Quick start checklist

Confirm prerequisites – Review system requirements to make sure the target machine has enough CPU, RAM, and disk headroom.
Download the release bundle – Grab the latest binaries from Downloads; Community Edition runs without a license, but you can review licensing upgrades if you plan a production rollout. If you just need a trial, jump straight to the Evaluation Quickstart.
Bring up the control plane – Follow the platform-specific guide (e.g., Linux server install) to start the server; the built-in worker comes online automatically in Community Edition. Evaluators can complete the single-host setup in ~15 minutes using the quickstart.
Ship your first job – Use Getting Started for a guided tour of the UI, then complete Running a Job to validate end-to-end execution.
Harden for production – Consult the Install & configure section for TLS, backups, and multi-worker runbooks before touching real datasets.

Each step above links to a short walkthrough so you can stay in-context without hunting across the docs.

Why teams choose Lyft Data

Connect data fast: pull from databases, SaaS APIs, files, or object stores using built-in connectors.
Shape pipelines safely: mix built-in actions (filters, enrichers, preprocessors, etc.) with Run & Trace so you can verify every change.
Operate with confidence: centralized logging, metrics, and alerting keep operations predictable even as workloads grow.

Architecture at a glance

Sources ──► Workers ──► Destinations
              ▲          │
              │          ├─ Warehouses / lakes
Lyft Data     │          ├─ Search indexes / queues
Server (UI/API└──────────└─ Downstream services
 + scheduling)

The Server stores job definitions, coordinates deployments, and exposes both the UI and API. Jobs describe how data moves, and Workers execute pipelines close to the data or users. In Community Edition the built-in worker runs alongside the server so a single-host setup works out of the box; licensed deployments can add external workers to scale out or place execution near specific systems.

Example pipeline

name: analytics-sync
input:
  http-poll:
    url: https://api.example.com/events
    json: true
    response:
      status-field: http_status
      response-field: body
    trigger:
      interval:
        duration: 1h
actions:
  - filter:
      how:
        expression: http_status == 200
  - add:
      output-fields:
        exported_at: "${time|now_time_iso}"
output:
  s3:
    bucket-name: lyftdata-exports
    object-name:
      name: "analytics/${time|now_time_fmt %Y/%m/%d}/events.jsonl"
    disable-object-name-guid: true

This job polls an API hourly, filters successful responses, stamps each record, and persists to S3. Chain additional jobs through Worker channels when you need fan-out, enrichment, or multi-step processing.

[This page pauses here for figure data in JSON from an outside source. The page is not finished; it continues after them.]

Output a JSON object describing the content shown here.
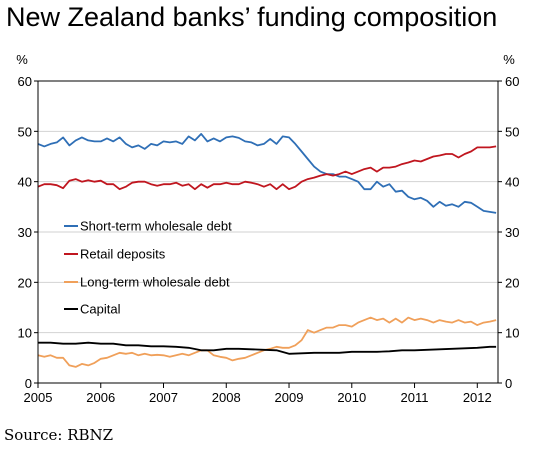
{
  "chart_data": {
    "type": "line",
    "title": "New Zealand banks’ funding composition",
    "left_unit": "%",
    "right_unit": "%",
    "source": "Source: RBNZ",
    "ylim": [
      0,
      60
    ],
    "y_ticks": [
      "0",
      "10",
      "20",
      "30",
      "40",
      "50",
      "60"
    ],
    "xlim": [
      2005,
      2012.33
    ],
    "x_ticks": [
      {
        "v": 2005,
        "label": "2005"
      },
      {
        "v": 2006,
        "label": "2006"
      },
      {
        "v": 2007,
        "label": "2007"
      },
      {
        "v": 2008,
        "label": "2008"
      },
      {
        "v": 2009,
        "label": "2009"
      },
      {
        "v": 2010,
        "label": "2010"
      },
      {
        "v": 2011,
        "label": "2011"
      },
      {
        "v": 2012,
        "label": "2012"
      }
    ],
    "grid": "horizontal",
    "legend_position": "middle-left",
    "series": [
      {
        "name": "Short-term wholesale debt",
        "color": "#2f6fb6",
        "points": [
          [
            2005.0,
            47.5
          ],
          [
            2005.1,
            47.0
          ],
          [
            2005.2,
            47.5
          ],
          [
            2005.3,
            47.8
          ],
          [
            2005.4,
            48.8
          ],
          [
            2005.5,
            47.2
          ],
          [
            2005.6,
            48.2
          ],
          [
            2005.7,
            48.8
          ],
          [
            2005.8,
            48.2
          ],
          [
            2005.9,
            48.0
          ],
          [
            2006.0,
            48.0
          ],
          [
            2006.1,
            48.6
          ],
          [
            2006.2,
            48.0
          ],
          [
            2006.3,
            48.8
          ],
          [
            2006.4,
            47.5
          ],
          [
            2006.5,
            46.8
          ],
          [
            2006.6,
            47.2
          ],
          [
            2006.7,
            46.5
          ],
          [
            2006.8,
            47.5
          ],
          [
            2006.9,
            47.2
          ],
          [
            2007.0,
            48.0
          ],
          [
            2007.1,
            47.8
          ],
          [
            2007.2,
            48.0
          ],
          [
            2007.3,
            47.5
          ],
          [
            2007.4,
            49.0
          ],
          [
            2007.5,
            48.2
          ],
          [
            2007.6,
            49.5
          ],
          [
            2007.7,
            48.0
          ],
          [
            2007.8,
            48.6
          ],
          [
            2007.9,
            48.0
          ],
          [
            2008.0,
            48.8
          ],
          [
            2008.1,
            49.0
          ],
          [
            2008.2,
            48.7
          ],
          [
            2008.3,
            48.0
          ],
          [
            2008.4,
            47.8
          ],
          [
            2008.5,
            47.2
          ],
          [
            2008.6,
            47.5
          ],
          [
            2008.7,
            48.5
          ],
          [
            2008.8,
            47.5
          ],
          [
            2008.9,
            49.0
          ],
          [
            2009.0,
            48.8
          ],
          [
            2009.1,
            47.5
          ],
          [
            2009.2,
            46.0
          ],
          [
            2009.3,
            44.5
          ],
          [
            2009.4,
            43.0
          ],
          [
            2009.5,
            42.0
          ],
          [
            2009.6,
            41.5
          ],
          [
            2009.7,
            41.5
          ],
          [
            2009.8,
            41.0
          ],
          [
            2009.9,
            41.0
          ],
          [
            2010.0,
            40.5
          ],
          [
            2010.1,
            40.0
          ],
          [
            2010.2,
            38.5
          ],
          [
            2010.3,
            38.5
          ],
          [
            2010.4,
            40.0
          ],
          [
            2010.5,
            39.0
          ],
          [
            2010.6,
            39.5
          ],
          [
            2010.7,
            38.0
          ],
          [
            2010.8,
            38.2
          ],
          [
            2010.9,
            37.0
          ],
          [
            2011.0,
            36.5
          ],
          [
            2011.1,
            36.8
          ],
          [
            2011.2,
            36.2
          ],
          [
            2011.3,
            35.0
          ],
          [
            2011.4,
            36.0
          ],
          [
            2011.5,
            35.2
          ],
          [
            2011.6,
            35.5
          ],
          [
            2011.7,
            35.0
          ],
          [
            2011.8,
            36.0
          ],
          [
            2011.9,
            35.8
          ],
          [
            2012.0,
            35.0
          ],
          [
            2012.1,
            34.2
          ],
          [
            2012.2,
            34.0
          ],
          [
            2012.3,
            33.8
          ]
        ]
      },
      {
        "name": "Retail deposits",
        "color": "#c0161f",
        "points": [
          [
            2005.0,
            39.0
          ],
          [
            2005.1,
            39.5
          ],
          [
            2005.2,
            39.5
          ],
          [
            2005.3,
            39.3
          ],
          [
            2005.4,
            38.7
          ],
          [
            2005.5,
            40.2
          ],
          [
            2005.6,
            40.5
          ],
          [
            2005.7,
            40.0
          ],
          [
            2005.8,
            40.3
          ],
          [
            2005.9,
            40.0
          ],
          [
            2006.0,
            40.2
          ],
          [
            2006.1,
            39.5
          ],
          [
            2006.2,
            39.5
          ],
          [
            2006.3,
            38.5
          ],
          [
            2006.4,
            39.0
          ],
          [
            2006.5,
            39.8
          ],
          [
            2006.6,
            40.0
          ],
          [
            2006.7,
            40.0
          ],
          [
            2006.8,
            39.5
          ],
          [
            2006.9,
            39.2
          ],
          [
            2007.0,
            39.5
          ],
          [
            2007.1,
            39.5
          ],
          [
            2007.2,
            39.8
          ],
          [
            2007.3,
            39.2
          ],
          [
            2007.4,
            39.5
          ],
          [
            2007.5,
            38.5
          ],
          [
            2007.6,
            39.5
          ],
          [
            2007.7,
            38.8
          ],
          [
            2007.8,
            39.5
          ],
          [
            2007.9,
            39.5
          ],
          [
            2008.0,
            39.8
          ],
          [
            2008.1,
            39.5
          ],
          [
            2008.2,
            39.5
          ],
          [
            2008.3,
            40.0
          ],
          [
            2008.4,
            39.8
          ],
          [
            2008.5,
            39.5
          ],
          [
            2008.6,
            39.0
          ],
          [
            2008.7,
            39.5
          ],
          [
            2008.8,
            38.5
          ],
          [
            2008.9,
            39.5
          ],
          [
            2009.0,
            38.5
          ],
          [
            2009.1,
            39.0
          ],
          [
            2009.2,
            40.0
          ],
          [
            2009.3,
            40.5
          ],
          [
            2009.4,
            40.8
          ],
          [
            2009.5,
            41.2
          ],
          [
            2009.6,
            41.5
          ],
          [
            2009.7,
            41.2
          ],
          [
            2009.8,
            41.5
          ],
          [
            2009.9,
            42.0
          ],
          [
            2010.0,
            41.5
          ],
          [
            2010.1,
            42.0
          ],
          [
            2010.2,
            42.5
          ],
          [
            2010.3,
            42.8
          ],
          [
            2010.4,
            42.0
          ],
          [
            2010.5,
            42.8
          ],
          [
            2010.6,
            42.8
          ],
          [
            2010.7,
            43.0
          ],
          [
            2010.8,
            43.5
          ],
          [
            2010.9,
            43.8
          ],
          [
            2011.0,
            44.2
          ],
          [
            2011.1,
            44.0
          ],
          [
            2011.2,
            44.5
          ],
          [
            2011.3,
            45.0
          ],
          [
            2011.4,
            45.2
          ],
          [
            2011.5,
            45.5
          ],
          [
            2011.6,
            45.5
          ],
          [
            2011.7,
            44.8
          ],
          [
            2011.8,
            45.5
          ],
          [
            2011.9,
            46.0
          ],
          [
            2012.0,
            46.8
          ],
          [
            2012.1,
            46.8
          ],
          [
            2012.2,
            46.8
          ],
          [
            2012.3,
            47.0
          ]
        ]
      },
      {
        "name": "Long-term wholesale debt",
        "color": "#f0a05a",
        "points": [
          [
            2005.0,
            5.5
          ],
          [
            2005.1,
            5.2
          ],
          [
            2005.2,
            5.5
          ],
          [
            2005.3,
            5.0
          ],
          [
            2005.4,
            5.0
          ],
          [
            2005.5,
            3.5
          ],
          [
            2005.6,
            3.2
          ],
          [
            2005.7,
            3.8
          ],
          [
            2005.8,
            3.5
          ],
          [
            2005.9,
            4.0
          ],
          [
            2006.0,
            4.8
          ],
          [
            2006.1,
            5.0
          ],
          [
            2006.2,
            5.5
          ],
          [
            2006.3,
            6.0
          ],
          [
            2006.4,
            5.8
          ],
          [
            2006.5,
            6.0
          ],
          [
            2006.6,
            5.5
          ],
          [
            2006.7,
            5.8
          ],
          [
            2006.8,
            5.5
          ],
          [
            2006.9,
            5.6
          ],
          [
            2007.0,
            5.5
          ],
          [
            2007.1,
            5.2
          ],
          [
            2007.2,
            5.5
          ],
          [
            2007.3,
            5.8
          ],
          [
            2007.4,
            5.5
          ],
          [
            2007.5,
            6.0
          ],
          [
            2007.6,
            6.5
          ],
          [
            2007.7,
            6.5
          ],
          [
            2007.8,
            5.5
          ],
          [
            2007.9,
            5.2
          ],
          [
            2008.0,
            5.0
          ],
          [
            2008.1,
            4.5
          ],
          [
            2008.2,
            4.8
          ],
          [
            2008.3,
            5.0
          ],
          [
            2008.4,
            5.5
          ],
          [
            2008.5,
            6.0
          ],
          [
            2008.6,
            6.5
          ],
          [
            2008.7,
            6.8
          ],
          [
            2008.8,
            7.2
          ],
          [
            2008.9,
            7.0
          ],
          [
            2009.0,
            7.0
          ],
          [
            2009.1,
            7.5
          ],
          [
            2009.2,
            8.5
          ],
          [
            2009.3,
            10.5
          ],
          [
            2009.4,
            10.0
          ],
          [
            2009.5,
            10.5
          ],
          [
            2009.6,
            11.0
          ],
          [
            2009.7,
            11.0
          ],
          [
            2009.8,
            11.5
          ],
          [
            2009.9,
            11.5
          ],
          [
            2010.0,
            11.2
          ],
          [
            2010.1,
            12.0
          ],
          [
            2010.2,
            12.5
          ],
          [
            2010.3,
            13.0
          ],
          [
            2010.4,
            12.5
          ],
          [
            2010.5,
            12.8
          ],
          [
            2010.6,
            12.0
          ],
          [
            2010.7,
            12.8
          ],
          [
            2010.8,
            12.0
          ],
          [
            2010.9,
            13.0
          ],
          [
            2011.0,
            12.5
          ],
          [
            2011.1,
            12.8
          ],
          [
            2011.2,
            12.5
          ],
          [
            2011.3,
            12.0
          ],
          [
            2011.4,
            12.5
          ],
          [
            2011.5,
            12.2
          ],
          [
            2011.6,
            12.0
          ],
          [
            2011.7,
            12.5
          ],
          [
            2011.8,
            12.0
          ],
          [
            2011.9,
            12.2
          ],
          [
            2012.0,
            11.5
          ],
          [
            2012.1,
            12.0
          ],
          [
            2012.2,
            12.2
          ],
          [
            2012.3,
            12.5
          ]
        ]
      },
      {
        "name": "Capital",
        "color": "#000000",
        "points": [
          [
            2005.0,
            8.0
          ],
          [
            2005.2,
            8.0
          ],
          [
            2005.4,
            7.8
          ],
          [
            2005.6,
            7.8
          ],
          [
            2005.8,
            8.0
          ],
          [
            2006.0,
            7.8
          ],
          [
            2006.2,
            7.8
          ],
          [
            2006.4,
            7.5
          ],
          [
            2006.6,
            7.5
          ],
          [
            2006.8,
            7.3
          ],
          [
            2007.0,
            7.3
          ],
          [
            2007.2,
            7.2
          ],
          [
            2007.4,
            7.0
          ],
          [
            2007.6,
            6.5
          ],
          [
            2007.8,
            6.5
          ],
          [
            2008.0,
            6.8
          ],
          [
            2008.2,
            6.8
          ],
          [
            2008.4,
            6.7
          ],
          [
            2008.6,
            6.6
          ],
          [
            2008.8,
            6.5
          ],
          [
            2009.0,
            5.8
          ],
          [
            2009.2,
            5.9
          ],
          [
            2009.4,
            6.0
          ],
          [
            2009.6,
            6.0
          ],
          [
            2009.8,
            6.0
          ],
          [
            2010.0,
            6.2
          ],
          [
            2010.2,
            6.2
          ],
          [
            2010.4,
            6.2
          ],
          [
            2010.6,
            6.3
          ],
          [
            2010.8,
            6.5
          ],
          [
            2011.0,
            6.5
          ],
          [
            2011.2,
            6.6
          ],
          [
            2011.4,
            6.7
          ],
          [
            2011.6,
            6.8
          ],
          [
            2011.8,
            6.9
          ],
          [
            2012.0,
            7.0
          ],
          [
            2012.2,
            7.2
          ],
          [
            2012.3,
            7.2
          ]
        ]
      }
    ]
  }
}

Your first five-minute pipeline

Prerequisites – Confirm the server is running and the built-in worker shows Online using the Getting Started checklist. You do not need a license while you remain on Community Edition.
Walkthrough – Follow the First pipeline guide for the full download, install, and deploy flow.
What you’ll build – Create a simple pipeline in the visual editor, inspect it with Run & Trace, then deploy it to your worker.

Want the UI-only tour? Jump to Running a Job.

Preparing for production

Observability baseline – Turn on metrics shipping and review the Troubleshooting guide so you know what “healthy” looks like before launch.
Scaling playbooks – Plan how many workers you need once you upgrade beyond Community Edition, and decide whether they live near sources or destinations. The advanced scheduling guide covers common patterns.
Security review – Walk through TLS, RBAC, and secret storage checklists in the Install section prior to onboarding real customers.

Where to go next

Install & configure – Deep dives on system requirements, TLS, and deployment patterns live in the Install overview.
Build resilient jobs – The Build overview and advanced scheduling pages walk through orchestration patterns such as fan-out and retries.
Connect integrations – Start with the Integrations catalog for per-source quick starts.
Operate at scale – Use the Troubleshooting guide plus upcoming monitoring, backup, and security playbooks to stay ahead of incidents.
Work as a team – Share the Team benefits guide with data engineers, operators, and reviewers to align on workflows.

With these foundations in place, you can iterate quickly on pipelines while the platform handles orchestration, scaling, and observability.